The Solution to Longer Battery Life Has Finally Arrived
The news: A start-up from Japan has unveiled a new battery model — with the potential to revolutionize the entire energy market, and every industry that depends on batteries.
Meet the Ryden dual carbon battery, "a low-cost, recyclable, high-performance battery" created by Power Japan Plus. In its lifetime, it can go through 3,000 discharge/recharge cycles before noticeable degradation (existing consumer-grade cells can only last 300 cycles). It can also charge 20 times faster than a regular lithium-ion battery — which means it could fully charge an electric car in just a couple of minutes.
"Current advanced batteries have made great improvement on performance, but have done so by compromising on cost, reliability and safety," said Dr. Kaname Takeya, CTO of Power Japan Plus, in a statement. "The Ryden dual carbon battery balances this equation, excelling in each category."
How it works: The key ingredient behind Power Japan Plus' breakthrough is carbon. Both the anode and the cathode of the battery are made out carbon, with an organic electrolyte solution for ion flow. It does not contain any rare, heavy metals — such as cobalt, nickel, and manganese — which creates a host of benefits. The lack of rare metals, rare earth and heavy metals means that the Ryden battery is significantly cheaper to produce. There is also much less risk of fire, explosion or thermal change. That also means cars that use the Ryden battery don't need expensive cooling systems, and that the battery is stable enough to discharge completely without harming its longevity.
Image credit: Power Japan Plus
And the battery's carbon-based nature means that it is 100% recyclable. Power Japan Plus also has plans to develp an all-organic carbon model, which would make the Ryden battery the first organic battery on the market.
Why this is important: "We have ambitious claims," Chris Craney, Power Japan Plus's chief marketing officer, told the Atlantic earlier this month. "If there's an [electric vehicle] company that wants to climb to the Tesla level, we’d be a good company to talk to."
And indeed, the company's goals are ambitious, given how much power companies and the electric car market are growing — and changing. Tesla Motors, arguably the most notable name in the electric car game right now, announced in February with much fanfare that it was creating the biggest lithium-ion factory in the world.
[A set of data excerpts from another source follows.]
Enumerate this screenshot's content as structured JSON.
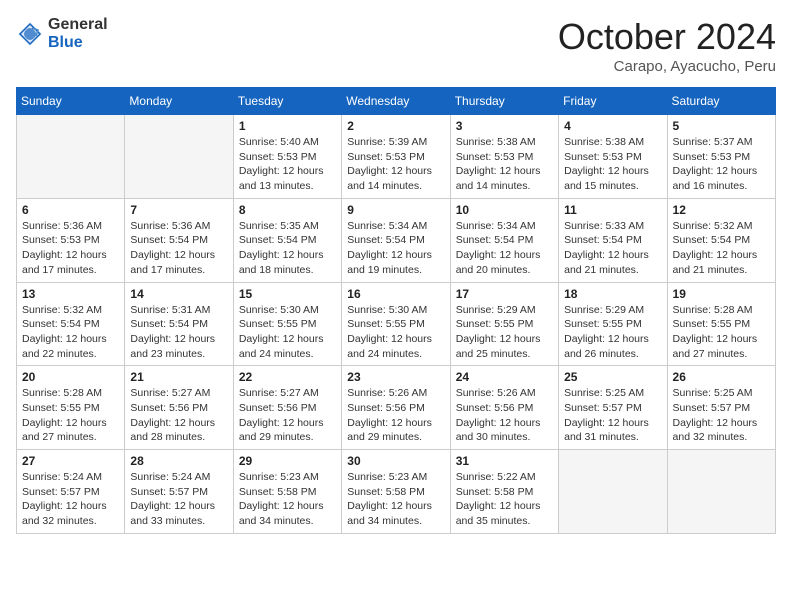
{
  "header": {
    "logo_general": "General",
    "logo_blue": "Blue",
    "month": "October 2024",
    "location": "Carapo, Ayacucho, Peru"
  },
  "weekdays": [
    "Sunday",
    "Monday",
    "Tuesday",
    "Wednesday",
    "Thursday",
    "Friday",
    "Saturday"
  ],
  "weeks": [
    [
      {
        "day": "",
        "info": ""
      },
      {
        "day": "",
        "info": ""
      },
      {
        "day": "1",
        "info": "Sunrise: 5:40 AM\nSunset: 5:53 PM\nDaylight: 12 hours and 13 minutes."
      },
      {
        "day": "2",
        "info": "Sunrise: 5:39 AM\nSunset: 5:53 PM\nDaylight: 12 hours and 14 minutes."
      },
      {
        "day": "3",
        "info": "Sunrise: 5:38 AM\nSunset: 5:53 PM\nDaylight: 12 hours and 14 minutes."
      },
      {
        "day": "4",
        "info": "Sunrise: 5:38 AM\nSunset: 5:53 PM\nDaylight: 12 hours and 15 minutes."
      },
      {
        "day": "5",
        "info": "Sunrise: 5:37 AM\nSunset: 5:53 PM\nDaylight: 12 hours and 16 minutes."
      }
    ],
    [
      {
        "day": "6",
        "info": "Sunrise: 5:36 AM\nSunset: 5:53 PM\nDaylight: 12 hours and 17 minutes."
      },
      {
        "day": "7",
        "info": "Sunrise: 5:36 AM\nSunset: 5:54 PM\nDaylight: 12 hours and 17 minutes."
      },
      {
        "day": "8",
        "info": "Sunrise: 5:35 AM\nSunset: 5:54 PM\nDaylight: 12 hours and 18 minutes."
      },
      {
        "day": "9",
        "info": "Sunrise: 5:34 AM\nSunset: 5:54 PM\nDaylight: 12 hours and 19 minutes."
      },
      {
        "day": "10",
        "info": "Sunrise: 5:34 AM\nSunset: 5:54 PM\nDaylight: 12 hours and 20 minutes."
      },
      {
        "day": "11",
        "info": "Sunrise: 5:33 AM\nSunset: 5:54 PM\nDaylight: 12 hours and 21 minutes."
      },
      {
        "day": "12",
        "info": "Sunrise: 5:32 AM\nSunset: 5:54 PM\nDaylight: 12 hours and 21 minutes."
      }
    ],
    [
      {
        "day": "13",
        "info": "Sunrise: 5:32 AM\nSunset: 5:54 PM\nDaylight: 12 hours and 22 minutes."
      },
      {
        "day": "14",
        "info": "Sunrise: 5:31 AM\nSunset: 5:54 PM\nDaylight: 12 hours and 23 minutes."
      },
      {
        "day": "15",
        "info": "Sunrise: 5:30 AM\nSunset: 5:55 PM\nDaylight: 12 hours and 24 minutes."
      },
      {
        "day": "16",
        "info": "Sunrise: 5:30 AM\nSunset: 5:55 PM\nDaylight: 12 hours and 24 minutes."
      },
      {
        "day": "17",
        "info": "Sunrise: 5:29 AM\nSunset: 5:55 PM\nDaylight: 12 hours and 25 minutes."
      },
      {
        "day": "18",
        "info": "Sunrise: 5:29 AM\nSunset: 5:55 PM\nDaylight: 12 hours and 26 minutes."
      },
      {
        "day": "19",
        "info": "Sunrise: 5:28 AM\nSunset: 5:55 PM\nDaylight: 12 hours and 27 minutes."
      }
    ],
    [
      {
        "day": "20",
        "info": "Sunrise: 5:28 AM\nSunset: 5:55 PM\nDaylight: 12 hours and 27 minutes."
      },
      {
        "day": "21",
        "info": "Sunrise: 5:27 AM\nSunset: 5:56 PM\nDaylight: 12 hours and 28 minutes."
      },
      {
        "day": "22",
        "info": "Sunrise: 5:27 AM\nSunset: 5:56 PM\nDaylight: 12 hours and 29 minutes."
      },
      {
        "day": "23",
        "info": "Sunrise: 5:26 AM\nSunset: 5:56 PM\nDaylight: 12 hours and 29 minutes."
      },
      {
        "day": "24",
        "info": "Sunrise: 5:26 AM\nSunset: 5:56 PM\nDaylight: 12 hours and 30 minutes."
      },
      {
        "day": "25",
        "info": "Sunrise: 5:25 AM\nSunset: 5:57 PM\nDaylight: 12 hours and 31 minutes."
      },
      {
        "day": "26",
        "info": "Sunrise: 5:25 AM\nSunset: 5:57 PM\nDaylight: 12 hours and 32 minutes."
      }
    ],
    [
      {
        "day": "27",
        "info": "Sunrise: 5:24 AM\nSunset: 5:57 PM\nDaylight: 12 hours and 32 minutes."
      },
      {
        "day": "28",
        "info": "Sunrise: 5:24 AM\nSunset: 5:57 PM\nDaylight: 12 hours and 33 minutes."
      },
      {
        "day": "29",
        "info": "Sunrise: 5:23 AM\nSunset: 5:58 PM\nDaylight: 12 hours and 34 minutes."
      },
      {
        "day": "30",
        "info": "Sunrise: 5:23 AM\nSunset: 5:58 PM\nDaylight: 12 hours and 34 minutes."
      },
      {
        "day": "31",
        "info": "Sunrise: 5:22 AM\nSunset: 5:58 PM\nDaylight: 12 hours and 35 minutes."
      },
      {
        "day": "",
        "info": ""
      },
      {
        "day": "",
        "info": ""
      }
    ]
  ]
}
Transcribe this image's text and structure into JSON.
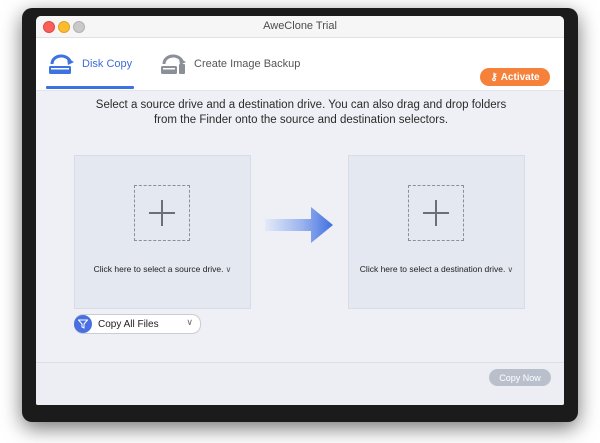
{
  "window": {
    "title": "AweClone Trial"
  },
  "toolbar": {
    "tabs": [
      {
        "label": "Disk Copy",
        "icon": "disk-copy-icon",
        "active": true
      },
      {
        "label": "Create Image Backup",
        "icon": "image-backup-icon",
        "active": false
      }
    ],
    "activate_label": "Activate",
    "activate_icon": "key-icon"
  },
  "main": {
    "instructions_line1": "Select a source drive and a destination drive. You can also drag and drop folders",
    "instructions_line2": "from the Finder onto the source and destination selectors.",
    "source_label": "Click here to select a source drive.",
    "destination_label": "Click here to select a destination drive.",
    "filter_value": "Copy All Files"
  },
  "footer": {
    "copy_now_label": "Copy Now"
  },
  "colors": {
    "accent": "#3e72e0",
    "activate": "#f5813b",
    "arrow": "#3f6fe0"
  }
}
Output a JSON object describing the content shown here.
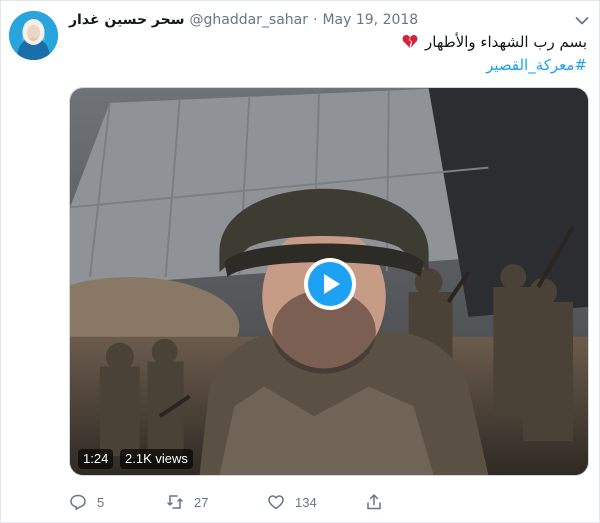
{
  "user": {
    "display_name": "سحر حسين غدار",
    "handle": "@ghaddar_sahar",
    "separator": "·",
    "date": "May 19, 2018"
  },
  "tweet": {
    "text": "بسم رب الشهداء والأطهار",
    "emoji": "broken-heart-icon",
    "hashtag": "#معركة_القصير"
  },
  "media": {
    "duration": "1:24",
    "views": "2.1K views",
    "play_icon": "play-icon"
  },
  "actions": {
    "reply_count": "5",
    "retweet_count": "27",
    "like_count": "134"
  },
  "colors": {
    "accent": "#1da1f2",
    "secondary_text": "#657786",
    "broken_heart": "#d4233a"
  }
}
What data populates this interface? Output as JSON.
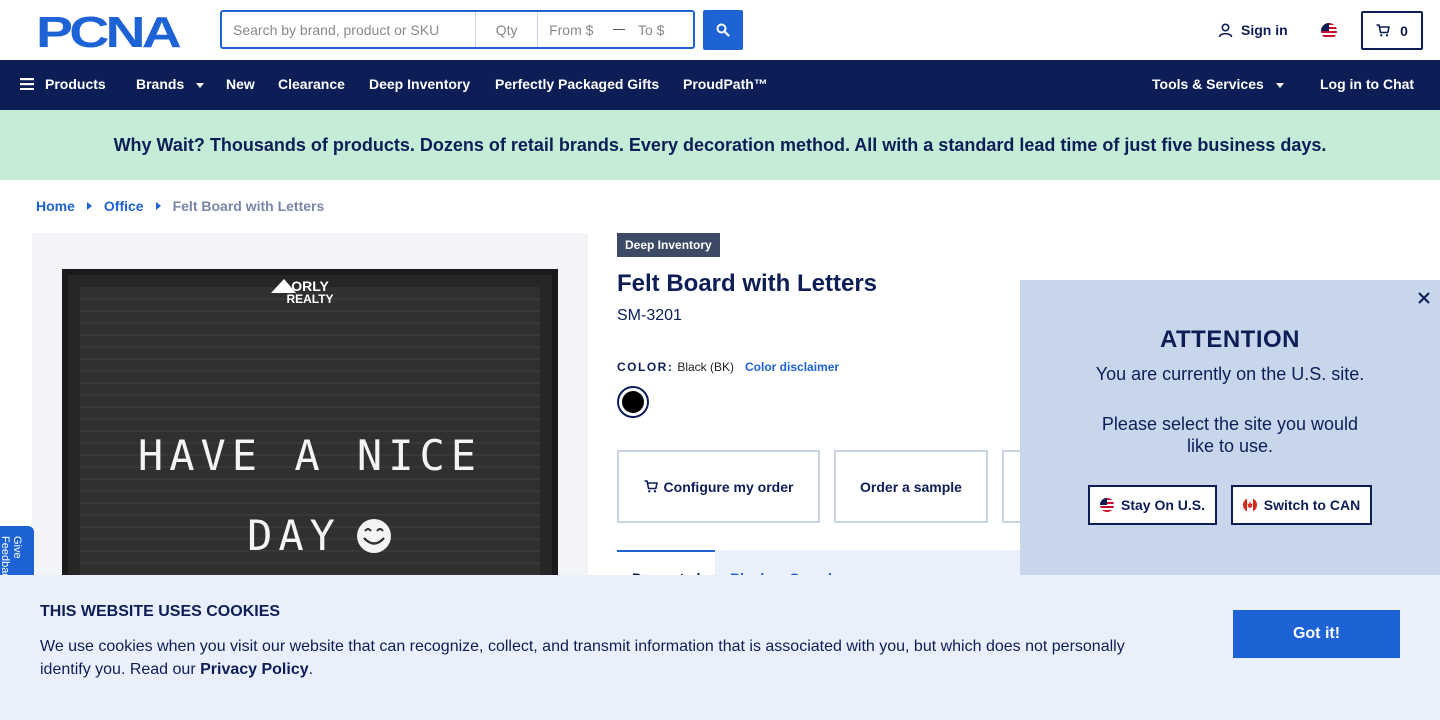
{
  "header": {
    "logo_text": "PCNA",
    "search_placeholder": "Search by brand, product or SKU",
    "qty_placeholder": "Qty",
    "from_placeholder": "From $",
    "to_placeholder": "To $",
    "sign_in": "Sign in",
    "cart_count": "0"
  },
  "nav": {
    "products": "Products",
    "brands": "Brands",
    "new": "New",
    "clearance": "Clearance",
    "deep_inventory": "Deep Inventory",
    "gifts": "Perfectly Packaged Gifts",
    "proudpath": "ProudPath™",
    "tools": "Tools & Services",
    "chat": "Log in to Chat"
  },
  "promo": {
    "text": "Why Wait? Thousands of products. Dozens of retail brands. Every decoration method. All with a standard lead time of just five business days."
  },
  "breadcrumb": {
    "home": "Home",
    "office": "Office",
    "current": "Felt Board with Letters"
  },
  "product": {
    "badge": "Deep Inventory",
    "title": "Felt Board with Letters",
    "sku": "SM-3201",
    "color_label": "COLOR:",
    "color_value": "Black (BK)",
    "color_disclaimer": "Color disclaimer",
    "swatch_color": "#000000",
    "image": {
      "brand_line1": "ORLY",
      "brand_line2": "REALTY",
      "line1": "HAVE A NICE",
      "line2": "DAY"
    }
  },
  "actions": {
    "configure": "Configure my order",
    "sample": "Order a sample"
  },
  "tabs": {
    "first": "Decorated",
    "second": "Blank or Samples"
  },
  "feedback": {
    "label": "Give Feedback"
  },
  "attention": {
    "title": "ATTENTION",
    "message1": "You are currently on the U.S. site.",
    "message2": "Please select the site you would like to use.",
    "stay": "Stay On U.S.",
    "switch": "Switch to CAN"
  },
  "cookie": {
    "title": "THIS WEBSITE USES COOKIES",
    "text": "We use cookies when you visit our website that can recognize, collect, and transmit information that is associated with you, but which does not personally identify you. Read our ",
    "link": "Privacy Policy",
    "end": ".",
    "button": "Got it!"
  },
  "colors": {
    "navy": "#0d1e57",
    "blue": "#1d63d6",
    "promo_bg": "#c4ecd7",
    "modal_bg": "#c8d6ec",
    "cookie_bg": "#eaf0fb"
  }
}
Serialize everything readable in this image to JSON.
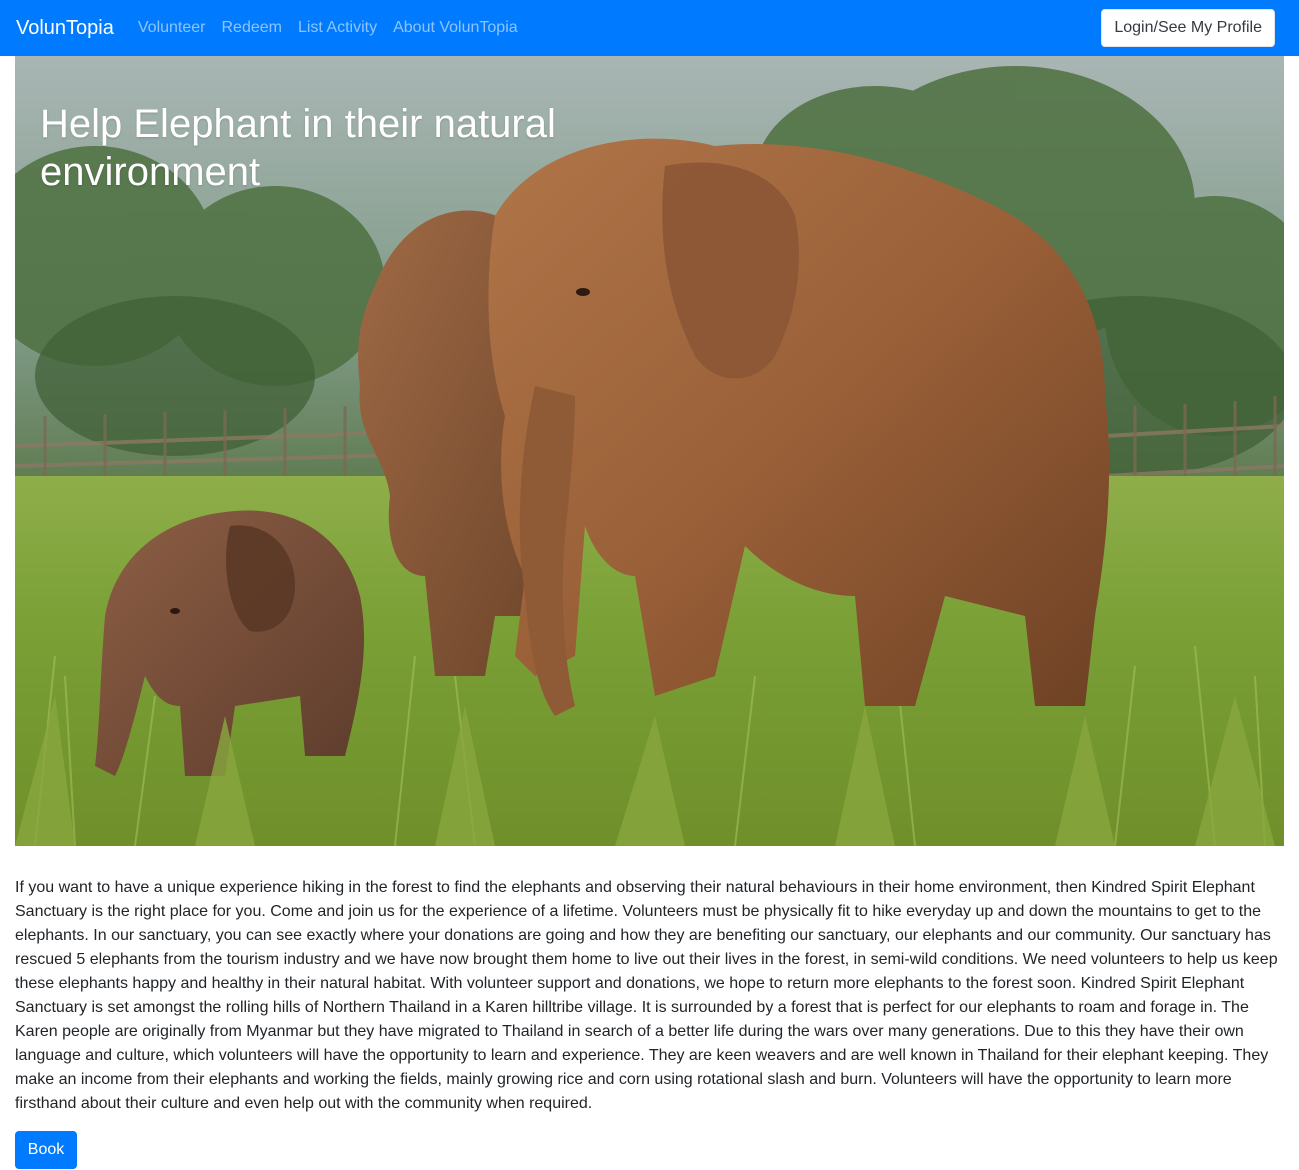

The company estimates that its Gigafactory would not only push the company's production from 35,000 to 500,000 cars a year, but would also disrupt the entire power industry by driving down costs.
Image credit: Tesla
But Power Japan Plus has the potential to change the game even further by getting rid of lithium-ion batteries completely. The company has already built a production line in Okinawa that will start pumping out 500 to 5,000 batteries a month later this year. It is also planning on collaborating with and licensing the technology to electric car makers, which means Tesla might want to hold its horses for a while.
And although the Ryden battery's potential impact on the electric car market is certainly exciting, it's important to keep in mind that the technology could change our lives in a myriad different ways. We currently use lithium-ion batteries to power everything from flashlights to satellites — a cheaper, safer and more sustainable battery could be the new key to propel other technologies forward.